Magged’s neighbor, Marilyn Karish, got a call from someone claiming to be her grandson who said he was in a car accident that landed him in court in Canada. He gave the phone to someone saying he was his lawyer who told her he needed cash to get her grandson home.
“And so what I need is $2100 in four envelopes,” Karish was instructed to send the money taped inside of a magazine. “A total of $8400,” she said.
Both women were ready to send the money. Karish feels lucky that her care taker was with her, and she said don’t do it. Karish made calls to confirm it was a scam, and her grandson was ok. The whole ordeal took a lot out of her.
“It’s your grand child. You get very emotional,” Karish said. “And you want to do everything that you’re told to do.”
Magged went so far as to take $1900 dollars out of the bank, and she tried to send it through a drug store wire service. At the last minute, the clerk alerted her that the money could be going to anyone. She took a breath, kept her money, went home and made the calls to confirm her grandson was home safe all along. Then she got another call from the scammer asking where his money was, but this time she was ready.
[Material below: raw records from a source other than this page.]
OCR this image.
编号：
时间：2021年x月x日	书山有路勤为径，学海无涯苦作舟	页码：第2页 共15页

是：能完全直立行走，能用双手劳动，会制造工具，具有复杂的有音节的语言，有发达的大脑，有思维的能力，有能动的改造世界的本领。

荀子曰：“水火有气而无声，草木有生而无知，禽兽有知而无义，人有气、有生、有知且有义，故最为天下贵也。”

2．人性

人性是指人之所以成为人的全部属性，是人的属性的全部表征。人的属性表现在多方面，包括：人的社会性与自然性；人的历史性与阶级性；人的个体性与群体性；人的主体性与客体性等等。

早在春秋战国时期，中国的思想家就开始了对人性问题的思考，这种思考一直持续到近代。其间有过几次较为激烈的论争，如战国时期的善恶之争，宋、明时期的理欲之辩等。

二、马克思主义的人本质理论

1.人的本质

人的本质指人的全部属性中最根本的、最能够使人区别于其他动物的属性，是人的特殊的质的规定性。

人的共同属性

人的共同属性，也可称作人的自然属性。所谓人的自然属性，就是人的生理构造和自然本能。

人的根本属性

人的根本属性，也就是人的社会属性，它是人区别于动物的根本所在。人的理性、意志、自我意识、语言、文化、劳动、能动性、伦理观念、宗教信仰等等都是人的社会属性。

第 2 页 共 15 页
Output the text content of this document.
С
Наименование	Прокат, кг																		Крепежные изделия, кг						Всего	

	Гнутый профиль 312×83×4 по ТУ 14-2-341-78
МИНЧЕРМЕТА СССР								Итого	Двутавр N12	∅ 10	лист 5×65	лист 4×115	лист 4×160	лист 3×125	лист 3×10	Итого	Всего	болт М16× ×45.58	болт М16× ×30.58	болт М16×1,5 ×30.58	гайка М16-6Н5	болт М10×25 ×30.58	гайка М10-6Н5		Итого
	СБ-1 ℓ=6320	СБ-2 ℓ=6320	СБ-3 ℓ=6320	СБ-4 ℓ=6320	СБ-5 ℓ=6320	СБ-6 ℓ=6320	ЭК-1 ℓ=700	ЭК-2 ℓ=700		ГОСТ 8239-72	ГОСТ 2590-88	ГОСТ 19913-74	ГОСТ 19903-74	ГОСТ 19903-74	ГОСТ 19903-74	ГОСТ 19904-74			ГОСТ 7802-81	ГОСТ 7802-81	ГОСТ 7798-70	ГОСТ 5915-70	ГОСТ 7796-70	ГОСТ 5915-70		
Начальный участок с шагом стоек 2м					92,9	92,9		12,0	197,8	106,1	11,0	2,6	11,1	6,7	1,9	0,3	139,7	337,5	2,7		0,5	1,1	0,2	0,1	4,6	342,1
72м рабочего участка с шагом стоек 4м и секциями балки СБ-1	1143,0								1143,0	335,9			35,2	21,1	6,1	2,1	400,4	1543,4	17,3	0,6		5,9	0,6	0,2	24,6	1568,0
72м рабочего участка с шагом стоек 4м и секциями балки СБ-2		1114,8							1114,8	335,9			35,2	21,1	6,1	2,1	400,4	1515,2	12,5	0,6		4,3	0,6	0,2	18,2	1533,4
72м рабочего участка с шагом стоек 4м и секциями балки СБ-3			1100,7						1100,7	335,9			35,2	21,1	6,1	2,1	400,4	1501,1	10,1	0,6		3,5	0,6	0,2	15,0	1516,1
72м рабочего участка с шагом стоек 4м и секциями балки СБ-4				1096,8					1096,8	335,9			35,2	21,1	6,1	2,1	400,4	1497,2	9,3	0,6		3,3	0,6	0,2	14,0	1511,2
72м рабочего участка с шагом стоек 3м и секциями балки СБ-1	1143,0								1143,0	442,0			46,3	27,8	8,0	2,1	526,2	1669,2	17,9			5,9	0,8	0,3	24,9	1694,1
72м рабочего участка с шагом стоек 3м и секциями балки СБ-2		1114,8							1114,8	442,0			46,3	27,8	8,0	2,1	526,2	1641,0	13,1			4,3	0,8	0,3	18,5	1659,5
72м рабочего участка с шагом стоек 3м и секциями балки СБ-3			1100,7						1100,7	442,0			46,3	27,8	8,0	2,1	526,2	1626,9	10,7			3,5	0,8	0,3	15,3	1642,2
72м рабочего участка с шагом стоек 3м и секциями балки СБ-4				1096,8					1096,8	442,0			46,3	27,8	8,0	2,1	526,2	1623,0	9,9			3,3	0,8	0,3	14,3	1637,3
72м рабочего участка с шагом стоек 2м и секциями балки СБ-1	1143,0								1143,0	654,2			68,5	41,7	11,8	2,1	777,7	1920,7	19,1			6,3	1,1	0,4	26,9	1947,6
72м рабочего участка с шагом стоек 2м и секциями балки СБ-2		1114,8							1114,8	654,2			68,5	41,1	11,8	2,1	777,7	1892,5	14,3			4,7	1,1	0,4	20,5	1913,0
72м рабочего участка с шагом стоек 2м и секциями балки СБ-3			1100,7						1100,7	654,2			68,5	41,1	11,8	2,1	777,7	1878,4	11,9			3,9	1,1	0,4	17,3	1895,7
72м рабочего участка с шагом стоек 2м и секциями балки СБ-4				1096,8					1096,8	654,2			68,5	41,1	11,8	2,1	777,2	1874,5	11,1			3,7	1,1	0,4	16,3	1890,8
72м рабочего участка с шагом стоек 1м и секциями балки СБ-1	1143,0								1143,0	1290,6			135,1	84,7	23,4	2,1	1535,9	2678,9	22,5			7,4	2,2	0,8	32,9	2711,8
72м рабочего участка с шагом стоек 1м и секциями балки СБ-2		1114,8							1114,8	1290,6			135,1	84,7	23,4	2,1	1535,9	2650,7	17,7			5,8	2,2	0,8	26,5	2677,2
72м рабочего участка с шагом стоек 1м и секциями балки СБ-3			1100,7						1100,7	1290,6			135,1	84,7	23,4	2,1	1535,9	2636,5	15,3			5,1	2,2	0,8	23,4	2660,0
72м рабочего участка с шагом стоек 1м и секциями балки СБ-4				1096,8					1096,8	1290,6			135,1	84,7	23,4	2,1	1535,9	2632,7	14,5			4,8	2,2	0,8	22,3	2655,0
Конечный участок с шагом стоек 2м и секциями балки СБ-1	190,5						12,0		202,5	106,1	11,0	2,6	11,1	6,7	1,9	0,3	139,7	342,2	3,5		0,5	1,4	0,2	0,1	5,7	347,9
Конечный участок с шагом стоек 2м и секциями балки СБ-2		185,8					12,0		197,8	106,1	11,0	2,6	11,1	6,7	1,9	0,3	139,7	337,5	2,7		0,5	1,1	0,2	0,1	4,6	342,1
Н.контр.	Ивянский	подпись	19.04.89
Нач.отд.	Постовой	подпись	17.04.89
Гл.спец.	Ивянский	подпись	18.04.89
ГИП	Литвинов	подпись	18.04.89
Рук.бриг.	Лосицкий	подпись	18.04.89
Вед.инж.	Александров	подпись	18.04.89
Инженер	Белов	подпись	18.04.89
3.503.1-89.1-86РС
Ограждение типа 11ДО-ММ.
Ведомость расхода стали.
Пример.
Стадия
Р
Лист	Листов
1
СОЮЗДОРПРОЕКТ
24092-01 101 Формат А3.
“I had a few words I can’t say on television for him,” Magged said. “And I said if I ever met up with you, I’m going to hit you over the head with my cane. And I hung up.”
Magged and the management at Segovia, where she lives, sent out an informational sheet about scams geared to seniors, and she called us to get the word out to never send money right away to someone who contacts you first.
“I don’t want anybody to go through a scam like I did,” Magged said.
The Federal Trade Commission recorded more than 40,000 incidents of grandparent scams from 2010 to 2013.